Every Wednesday, Peter Li steps out of his Chinatown cocoon for 90 minutes to experience the Canada that thrives beyond the neighbourhood where he lives and works.

It is the only chance he gets to chat with a native English speaker.

Li, 36, isn't the only immigrant who relishes his weekly encounters with "Canadian" volunteers at University Settlement Centre's English Cafe. It's a comfortable place for many newcomers to polish their English skills – and feel like they belong.

"Like many immigrants, I have no Canadian friends," says Li, who came here from China in 2006 and works at a grocery store. "If you can't speak the language well, you feel afraid to open your mouth and talk to others."

[. . .]

Sophie Duan founded a free English culture club last August at a location near Don Mills Rd. and Eglinton Ave. In less than a year, its membership had grown from 25 to 170.

"We are all well-educated. We have solid technical knowledge and English, but it is still difficult to immerse (ourselves) in the work culture and make friends here," says Duan, a medical doctor who left China 12 years ago and now works as a clinical researcher.

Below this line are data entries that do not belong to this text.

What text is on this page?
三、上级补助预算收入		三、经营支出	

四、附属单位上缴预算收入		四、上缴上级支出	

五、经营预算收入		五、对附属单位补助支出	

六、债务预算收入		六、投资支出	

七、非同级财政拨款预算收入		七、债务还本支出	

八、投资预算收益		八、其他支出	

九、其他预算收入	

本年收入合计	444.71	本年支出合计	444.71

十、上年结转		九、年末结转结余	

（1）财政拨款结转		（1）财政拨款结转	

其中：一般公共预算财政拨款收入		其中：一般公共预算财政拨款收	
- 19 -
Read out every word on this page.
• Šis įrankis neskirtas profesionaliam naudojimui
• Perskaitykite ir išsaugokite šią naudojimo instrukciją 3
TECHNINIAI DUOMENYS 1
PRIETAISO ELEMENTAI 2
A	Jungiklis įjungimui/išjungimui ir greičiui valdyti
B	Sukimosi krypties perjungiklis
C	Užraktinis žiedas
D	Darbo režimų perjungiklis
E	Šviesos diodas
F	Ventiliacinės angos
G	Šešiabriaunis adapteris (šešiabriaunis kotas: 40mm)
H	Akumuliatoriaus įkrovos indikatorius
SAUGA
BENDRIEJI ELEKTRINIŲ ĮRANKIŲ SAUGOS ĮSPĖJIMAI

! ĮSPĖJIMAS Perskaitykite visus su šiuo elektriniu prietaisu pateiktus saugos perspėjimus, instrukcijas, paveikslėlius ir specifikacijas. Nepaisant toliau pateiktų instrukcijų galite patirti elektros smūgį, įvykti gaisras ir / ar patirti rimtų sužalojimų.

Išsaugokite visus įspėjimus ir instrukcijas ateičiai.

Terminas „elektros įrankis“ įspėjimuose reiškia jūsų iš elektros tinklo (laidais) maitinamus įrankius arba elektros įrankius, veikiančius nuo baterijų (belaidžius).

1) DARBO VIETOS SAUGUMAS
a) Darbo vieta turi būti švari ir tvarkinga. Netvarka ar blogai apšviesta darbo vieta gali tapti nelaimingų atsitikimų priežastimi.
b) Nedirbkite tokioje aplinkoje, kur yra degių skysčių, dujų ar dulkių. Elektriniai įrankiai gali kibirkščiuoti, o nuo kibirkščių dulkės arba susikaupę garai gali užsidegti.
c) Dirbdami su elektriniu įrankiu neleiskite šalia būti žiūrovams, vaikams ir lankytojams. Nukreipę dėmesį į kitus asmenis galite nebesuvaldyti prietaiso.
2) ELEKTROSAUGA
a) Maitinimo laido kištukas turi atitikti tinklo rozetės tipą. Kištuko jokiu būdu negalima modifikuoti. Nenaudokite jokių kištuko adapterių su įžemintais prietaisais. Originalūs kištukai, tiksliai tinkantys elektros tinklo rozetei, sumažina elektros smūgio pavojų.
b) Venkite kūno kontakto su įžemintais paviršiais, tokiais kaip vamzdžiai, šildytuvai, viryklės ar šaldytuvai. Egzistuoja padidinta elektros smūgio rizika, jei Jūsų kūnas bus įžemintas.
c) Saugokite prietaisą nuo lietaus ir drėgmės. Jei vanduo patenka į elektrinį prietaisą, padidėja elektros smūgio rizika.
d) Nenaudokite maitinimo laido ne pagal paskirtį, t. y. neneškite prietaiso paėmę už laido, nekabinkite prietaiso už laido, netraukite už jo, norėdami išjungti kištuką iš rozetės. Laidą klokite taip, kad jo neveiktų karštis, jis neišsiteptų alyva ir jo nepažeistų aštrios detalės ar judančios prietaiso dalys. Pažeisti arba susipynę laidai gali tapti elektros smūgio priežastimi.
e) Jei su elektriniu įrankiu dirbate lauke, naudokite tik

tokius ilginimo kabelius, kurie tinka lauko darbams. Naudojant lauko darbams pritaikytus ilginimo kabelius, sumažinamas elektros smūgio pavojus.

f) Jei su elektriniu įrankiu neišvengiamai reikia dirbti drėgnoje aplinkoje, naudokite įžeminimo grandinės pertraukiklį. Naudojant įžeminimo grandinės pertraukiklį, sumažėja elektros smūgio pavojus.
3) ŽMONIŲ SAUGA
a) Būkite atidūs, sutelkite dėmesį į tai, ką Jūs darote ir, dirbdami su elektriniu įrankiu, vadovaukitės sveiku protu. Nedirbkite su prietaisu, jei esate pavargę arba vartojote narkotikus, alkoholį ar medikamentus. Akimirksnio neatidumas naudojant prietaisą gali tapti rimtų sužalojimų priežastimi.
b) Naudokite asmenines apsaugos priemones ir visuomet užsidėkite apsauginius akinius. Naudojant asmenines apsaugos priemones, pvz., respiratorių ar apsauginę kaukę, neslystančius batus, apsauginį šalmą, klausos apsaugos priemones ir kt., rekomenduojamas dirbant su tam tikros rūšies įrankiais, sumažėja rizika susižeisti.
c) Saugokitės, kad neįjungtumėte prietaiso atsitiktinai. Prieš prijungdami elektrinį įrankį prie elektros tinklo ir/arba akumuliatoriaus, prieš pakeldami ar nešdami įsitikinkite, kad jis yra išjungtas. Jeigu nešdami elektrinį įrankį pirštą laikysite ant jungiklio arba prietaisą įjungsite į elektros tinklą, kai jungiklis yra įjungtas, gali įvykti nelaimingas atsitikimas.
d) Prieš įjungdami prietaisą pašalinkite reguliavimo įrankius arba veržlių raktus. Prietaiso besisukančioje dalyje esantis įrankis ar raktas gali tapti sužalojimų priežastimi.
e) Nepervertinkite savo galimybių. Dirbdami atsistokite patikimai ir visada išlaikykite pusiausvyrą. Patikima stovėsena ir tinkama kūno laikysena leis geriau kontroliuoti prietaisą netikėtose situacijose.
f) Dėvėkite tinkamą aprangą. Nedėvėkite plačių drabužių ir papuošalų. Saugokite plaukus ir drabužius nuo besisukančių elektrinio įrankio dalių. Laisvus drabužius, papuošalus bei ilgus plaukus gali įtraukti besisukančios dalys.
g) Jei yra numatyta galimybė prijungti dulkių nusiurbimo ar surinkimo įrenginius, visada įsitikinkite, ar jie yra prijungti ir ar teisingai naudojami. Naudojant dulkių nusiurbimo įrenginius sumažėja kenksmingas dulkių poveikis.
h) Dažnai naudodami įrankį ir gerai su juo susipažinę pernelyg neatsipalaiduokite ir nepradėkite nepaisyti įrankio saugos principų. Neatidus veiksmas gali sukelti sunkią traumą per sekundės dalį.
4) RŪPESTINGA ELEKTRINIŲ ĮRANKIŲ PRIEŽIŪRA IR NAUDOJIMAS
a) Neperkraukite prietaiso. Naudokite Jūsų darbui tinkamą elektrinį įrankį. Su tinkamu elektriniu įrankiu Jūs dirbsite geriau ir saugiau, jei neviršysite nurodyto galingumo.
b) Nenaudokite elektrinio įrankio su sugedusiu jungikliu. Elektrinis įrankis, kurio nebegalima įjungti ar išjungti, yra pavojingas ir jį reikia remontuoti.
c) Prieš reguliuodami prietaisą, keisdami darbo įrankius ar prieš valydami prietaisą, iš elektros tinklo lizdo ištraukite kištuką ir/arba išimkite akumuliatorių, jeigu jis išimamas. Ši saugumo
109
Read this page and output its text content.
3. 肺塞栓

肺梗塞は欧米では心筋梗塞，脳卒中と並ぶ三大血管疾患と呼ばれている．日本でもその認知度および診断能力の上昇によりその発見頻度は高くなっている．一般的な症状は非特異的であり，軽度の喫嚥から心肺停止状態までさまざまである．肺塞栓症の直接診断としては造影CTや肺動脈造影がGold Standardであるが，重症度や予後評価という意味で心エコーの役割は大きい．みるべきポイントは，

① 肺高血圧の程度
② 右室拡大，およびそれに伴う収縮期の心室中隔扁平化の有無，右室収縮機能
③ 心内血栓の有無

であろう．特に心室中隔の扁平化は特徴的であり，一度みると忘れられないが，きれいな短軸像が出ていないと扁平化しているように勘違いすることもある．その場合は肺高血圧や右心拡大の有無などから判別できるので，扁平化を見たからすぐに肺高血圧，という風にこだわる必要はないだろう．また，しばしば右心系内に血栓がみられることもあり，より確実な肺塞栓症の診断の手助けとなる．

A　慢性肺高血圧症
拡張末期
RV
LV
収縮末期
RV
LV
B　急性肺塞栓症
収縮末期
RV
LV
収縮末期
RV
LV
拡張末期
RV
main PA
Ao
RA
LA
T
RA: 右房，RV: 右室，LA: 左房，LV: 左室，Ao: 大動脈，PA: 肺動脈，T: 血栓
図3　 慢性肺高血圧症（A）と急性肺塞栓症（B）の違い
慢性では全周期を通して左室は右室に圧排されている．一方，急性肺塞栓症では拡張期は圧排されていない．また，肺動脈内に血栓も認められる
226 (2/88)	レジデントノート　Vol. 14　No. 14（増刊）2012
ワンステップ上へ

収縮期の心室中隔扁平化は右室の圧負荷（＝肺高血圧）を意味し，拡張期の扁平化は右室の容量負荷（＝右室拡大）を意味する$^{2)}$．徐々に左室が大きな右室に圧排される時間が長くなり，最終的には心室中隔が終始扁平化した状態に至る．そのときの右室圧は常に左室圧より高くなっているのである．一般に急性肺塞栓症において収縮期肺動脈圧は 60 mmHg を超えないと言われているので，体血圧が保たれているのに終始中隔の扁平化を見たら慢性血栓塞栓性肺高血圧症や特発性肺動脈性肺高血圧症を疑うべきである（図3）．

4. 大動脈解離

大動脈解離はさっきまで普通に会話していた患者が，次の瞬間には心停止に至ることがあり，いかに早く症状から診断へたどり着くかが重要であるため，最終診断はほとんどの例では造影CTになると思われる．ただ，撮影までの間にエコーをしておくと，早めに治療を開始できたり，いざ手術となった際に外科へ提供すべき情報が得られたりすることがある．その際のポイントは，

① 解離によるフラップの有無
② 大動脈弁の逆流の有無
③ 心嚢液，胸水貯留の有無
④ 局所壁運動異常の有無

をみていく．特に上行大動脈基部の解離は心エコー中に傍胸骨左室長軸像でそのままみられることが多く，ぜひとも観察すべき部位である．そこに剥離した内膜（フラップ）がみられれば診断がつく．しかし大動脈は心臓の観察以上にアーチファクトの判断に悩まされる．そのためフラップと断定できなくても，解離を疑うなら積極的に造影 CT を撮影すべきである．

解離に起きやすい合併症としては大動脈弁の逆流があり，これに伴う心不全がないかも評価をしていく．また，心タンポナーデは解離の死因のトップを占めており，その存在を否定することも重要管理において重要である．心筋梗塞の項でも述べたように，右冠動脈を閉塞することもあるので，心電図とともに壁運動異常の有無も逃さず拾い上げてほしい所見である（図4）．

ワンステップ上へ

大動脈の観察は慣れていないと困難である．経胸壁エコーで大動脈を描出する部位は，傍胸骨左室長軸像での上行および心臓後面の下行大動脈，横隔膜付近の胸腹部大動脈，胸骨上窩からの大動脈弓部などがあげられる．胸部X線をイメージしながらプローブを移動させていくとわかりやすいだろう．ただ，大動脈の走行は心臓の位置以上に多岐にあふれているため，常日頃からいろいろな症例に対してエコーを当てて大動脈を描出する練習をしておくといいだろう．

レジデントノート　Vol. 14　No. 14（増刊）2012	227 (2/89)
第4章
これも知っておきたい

"Because of our lack of cultural background and understanding, it's hard for us to do small water-cooler talk," she added.

"There is always this glass wall between ourselves and the mainstream. You can't see or touch it, but it is there."


I'm not at all bothered by the article's theme of setting up NGOs to give new immigrants the social capital necessary for them to live up their potential. The thing that I might find problematic with this article, or at least be commented upon somewhere--like on this blog--is that this process of integration isn't relevant only to immigrants from foreign countries. Even though I am a Canadian citizen and speak English, I found Toronto disorienting on first moving here, and would have been rather disorientation and unhappy if I hadn't had contacts in place, that is, if I hadn't earned some social capital in advance.

It's still an ongoing task for me, if certainly not to the same degree as for the people described: Peter Li leaves his neighbourhood to get in contact with English speakers, I post to the [livejournal.com profile] toronto community asking for new interesting walking routes. That's the kind of thing that almost everyone in Toronto does, I imagine, try to find places that they like and that they can make some kind of home, most preferably in conjunction with other people. We're all immigrants in a way.